One of the most important citadels in the history of the Dacian kingdom is the Costesti Fortress. Some historians believe that this would have been the first genuine royal residence used by Dacia’s monarchs. The fortress was built in the first century BC. After the capital was moved to Sarmisegetuza, the Dacian fortress in Costeşti - Citadel took over the role of the most important strategic defence element that protected the new capital. The fortress is built on the Grădiştea Water. The top plateau of the hill on which the fortification is raised has an altitude of 514 metres. The fortress also protected the civil settlement located at the foot of the hill, whose inhabitants could flee into the fortification, in case of danger. The defence also comprised additional elements. Successive defence systems
Outside, there was a mound whose purpose was to protect both the plateau of the hill and its upper terraces. The wave had a base 6-8 metres wide, while its current height ground measures 2 - 2.5 metres.

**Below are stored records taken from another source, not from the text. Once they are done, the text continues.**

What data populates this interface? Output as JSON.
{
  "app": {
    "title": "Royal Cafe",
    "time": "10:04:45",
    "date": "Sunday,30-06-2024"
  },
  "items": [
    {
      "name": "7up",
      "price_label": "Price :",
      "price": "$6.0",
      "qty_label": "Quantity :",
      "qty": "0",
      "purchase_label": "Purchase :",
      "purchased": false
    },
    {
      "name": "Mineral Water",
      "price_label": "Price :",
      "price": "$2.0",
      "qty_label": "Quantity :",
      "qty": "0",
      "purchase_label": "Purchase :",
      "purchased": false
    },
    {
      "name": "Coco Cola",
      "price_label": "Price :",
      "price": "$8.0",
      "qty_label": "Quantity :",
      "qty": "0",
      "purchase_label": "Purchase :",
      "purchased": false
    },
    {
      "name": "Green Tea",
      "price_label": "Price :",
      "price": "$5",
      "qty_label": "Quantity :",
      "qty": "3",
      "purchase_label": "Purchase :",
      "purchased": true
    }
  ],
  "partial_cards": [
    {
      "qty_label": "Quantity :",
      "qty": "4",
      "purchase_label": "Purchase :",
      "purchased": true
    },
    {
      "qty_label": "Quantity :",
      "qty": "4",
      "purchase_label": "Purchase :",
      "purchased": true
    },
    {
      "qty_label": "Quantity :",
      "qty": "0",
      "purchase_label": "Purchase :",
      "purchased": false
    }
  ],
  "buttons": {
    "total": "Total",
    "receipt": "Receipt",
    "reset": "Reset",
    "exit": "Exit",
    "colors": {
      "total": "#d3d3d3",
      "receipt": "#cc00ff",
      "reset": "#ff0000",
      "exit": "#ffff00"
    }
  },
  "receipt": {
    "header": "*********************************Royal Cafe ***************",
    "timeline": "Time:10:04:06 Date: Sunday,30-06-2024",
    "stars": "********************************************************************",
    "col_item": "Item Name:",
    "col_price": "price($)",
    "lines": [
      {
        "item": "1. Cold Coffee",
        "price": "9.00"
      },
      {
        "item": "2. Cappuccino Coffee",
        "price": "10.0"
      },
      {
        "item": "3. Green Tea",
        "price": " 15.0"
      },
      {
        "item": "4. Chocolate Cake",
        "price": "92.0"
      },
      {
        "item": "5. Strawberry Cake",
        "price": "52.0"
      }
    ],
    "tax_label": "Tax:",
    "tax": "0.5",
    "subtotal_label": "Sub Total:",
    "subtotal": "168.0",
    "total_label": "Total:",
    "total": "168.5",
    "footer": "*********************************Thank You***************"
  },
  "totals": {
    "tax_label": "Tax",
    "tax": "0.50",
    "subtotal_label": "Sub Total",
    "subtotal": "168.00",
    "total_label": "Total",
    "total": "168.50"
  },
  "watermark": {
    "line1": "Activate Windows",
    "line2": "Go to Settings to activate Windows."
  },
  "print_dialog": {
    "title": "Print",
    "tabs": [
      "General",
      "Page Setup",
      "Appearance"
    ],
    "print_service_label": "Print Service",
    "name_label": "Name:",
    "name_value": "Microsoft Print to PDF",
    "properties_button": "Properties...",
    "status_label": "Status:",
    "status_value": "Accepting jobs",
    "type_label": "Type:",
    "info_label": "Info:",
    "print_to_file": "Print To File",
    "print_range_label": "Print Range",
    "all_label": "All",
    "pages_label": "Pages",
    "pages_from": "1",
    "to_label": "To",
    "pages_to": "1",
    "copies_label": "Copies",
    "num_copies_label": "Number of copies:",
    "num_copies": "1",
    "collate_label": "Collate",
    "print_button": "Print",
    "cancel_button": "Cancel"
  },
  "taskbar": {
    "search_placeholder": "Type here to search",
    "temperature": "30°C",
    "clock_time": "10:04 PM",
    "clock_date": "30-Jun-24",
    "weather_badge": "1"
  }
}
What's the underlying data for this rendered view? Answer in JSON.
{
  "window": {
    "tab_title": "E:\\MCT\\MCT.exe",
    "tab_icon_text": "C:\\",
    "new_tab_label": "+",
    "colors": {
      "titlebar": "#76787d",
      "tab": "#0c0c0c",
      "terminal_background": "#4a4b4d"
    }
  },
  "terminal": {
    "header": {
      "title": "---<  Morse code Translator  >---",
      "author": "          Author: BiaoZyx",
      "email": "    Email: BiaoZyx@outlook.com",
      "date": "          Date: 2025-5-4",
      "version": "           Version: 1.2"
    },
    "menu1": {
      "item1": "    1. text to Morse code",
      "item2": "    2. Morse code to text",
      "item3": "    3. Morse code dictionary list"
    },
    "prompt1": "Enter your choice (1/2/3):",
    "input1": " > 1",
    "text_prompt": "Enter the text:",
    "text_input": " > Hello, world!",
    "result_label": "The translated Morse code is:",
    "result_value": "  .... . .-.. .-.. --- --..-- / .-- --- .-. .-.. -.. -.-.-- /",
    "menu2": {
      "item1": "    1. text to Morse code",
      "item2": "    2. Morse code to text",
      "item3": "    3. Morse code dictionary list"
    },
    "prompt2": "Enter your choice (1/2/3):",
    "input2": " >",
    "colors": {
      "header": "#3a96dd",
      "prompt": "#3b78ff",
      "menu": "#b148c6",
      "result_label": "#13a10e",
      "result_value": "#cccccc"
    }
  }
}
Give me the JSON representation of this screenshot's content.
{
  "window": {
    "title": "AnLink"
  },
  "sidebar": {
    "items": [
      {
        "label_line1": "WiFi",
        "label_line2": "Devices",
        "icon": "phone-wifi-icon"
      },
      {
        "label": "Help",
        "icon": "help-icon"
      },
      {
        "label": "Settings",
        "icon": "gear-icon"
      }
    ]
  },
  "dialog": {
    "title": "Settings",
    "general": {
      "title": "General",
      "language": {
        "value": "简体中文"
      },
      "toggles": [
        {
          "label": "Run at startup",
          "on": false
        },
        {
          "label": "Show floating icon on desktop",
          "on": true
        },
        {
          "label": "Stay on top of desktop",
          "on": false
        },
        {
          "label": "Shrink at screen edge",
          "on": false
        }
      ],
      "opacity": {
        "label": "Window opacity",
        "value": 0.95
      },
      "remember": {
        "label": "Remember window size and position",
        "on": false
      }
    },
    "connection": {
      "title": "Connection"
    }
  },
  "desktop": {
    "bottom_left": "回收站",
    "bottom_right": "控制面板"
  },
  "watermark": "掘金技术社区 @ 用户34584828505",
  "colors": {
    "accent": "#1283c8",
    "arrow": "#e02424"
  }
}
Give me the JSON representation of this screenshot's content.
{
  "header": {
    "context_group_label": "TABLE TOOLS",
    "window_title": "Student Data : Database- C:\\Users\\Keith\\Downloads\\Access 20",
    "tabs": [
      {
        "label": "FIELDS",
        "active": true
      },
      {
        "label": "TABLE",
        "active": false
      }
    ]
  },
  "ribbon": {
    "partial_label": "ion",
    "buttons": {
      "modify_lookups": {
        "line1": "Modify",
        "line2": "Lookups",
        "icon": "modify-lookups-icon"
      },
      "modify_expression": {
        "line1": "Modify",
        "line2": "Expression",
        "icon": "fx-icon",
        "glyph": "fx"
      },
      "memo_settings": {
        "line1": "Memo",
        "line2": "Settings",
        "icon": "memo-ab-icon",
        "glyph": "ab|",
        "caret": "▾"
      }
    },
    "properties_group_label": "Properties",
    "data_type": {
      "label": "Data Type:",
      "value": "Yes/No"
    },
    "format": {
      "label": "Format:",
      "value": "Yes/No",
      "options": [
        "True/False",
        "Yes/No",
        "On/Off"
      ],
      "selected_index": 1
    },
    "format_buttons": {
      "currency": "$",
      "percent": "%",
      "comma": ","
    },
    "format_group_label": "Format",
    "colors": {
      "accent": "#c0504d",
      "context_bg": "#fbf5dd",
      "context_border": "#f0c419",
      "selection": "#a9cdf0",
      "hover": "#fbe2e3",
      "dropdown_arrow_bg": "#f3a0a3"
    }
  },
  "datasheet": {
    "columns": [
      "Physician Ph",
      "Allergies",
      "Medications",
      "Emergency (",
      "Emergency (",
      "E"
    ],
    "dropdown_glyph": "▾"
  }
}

In antiquity, thick wooden poles were stuck in this mound, bound together with braided straw, coated with clay, which formed a palisade behind which the defenders could shelter. There is no moat. The wave of land does not fully close, and there is an entrance in the form of pillars, which exposed the flanks to the attackers. Also, the access road to the city was protected by a strong bastion. Behind the wave of land there was a stone wall, which did not completely surround the upper plateau of the hill, only the mild slopes, propitious to the attacks of the besiegers. The walls were built using the murus dacicus construction technique. In terms of the strategic role, this stone wall was inspired by the contemporary construction of the Hellenistic world.
The stone wall had a height of 3-4 metres and a thickness of 3 metres. Tree trunks were stacked on the crest of the wall, split lengthwise and facing outwards to allow the water to drain and hinder the besiegers’ attacks. These trunks were covered with packed soil to prevent them from burning. From place to place, this wall was reinforced with strongholds, whose ground floor served as storage for relief supplies and weapons, while the first floor served as a dwelling for the nobles, but also as a fighting platform. In the most exposed area, the stone wall continued with a strong defence tower.
Behind the wall there were fighting platforms, supported by limestone blocks. After these defence systems, there was a fortified gate that blocked access to a difficult slope, which led to the upper plateau. This was protected by one last defence system, a double wooden palisade, which safeguarded the two towers, including the dwelling one, which could be reached through a monumental staircase, which marked the royal residence. The defensive system was reinforced by two outer fortifications, such as the High Citadel or the defence tower on Ciocuța Hill.
The Dacian fortress was subjected to a Roman siege in 102. It was conquered after the second Dacian war, in 106, when it was destroyed, and it has not been rebuilt ever since.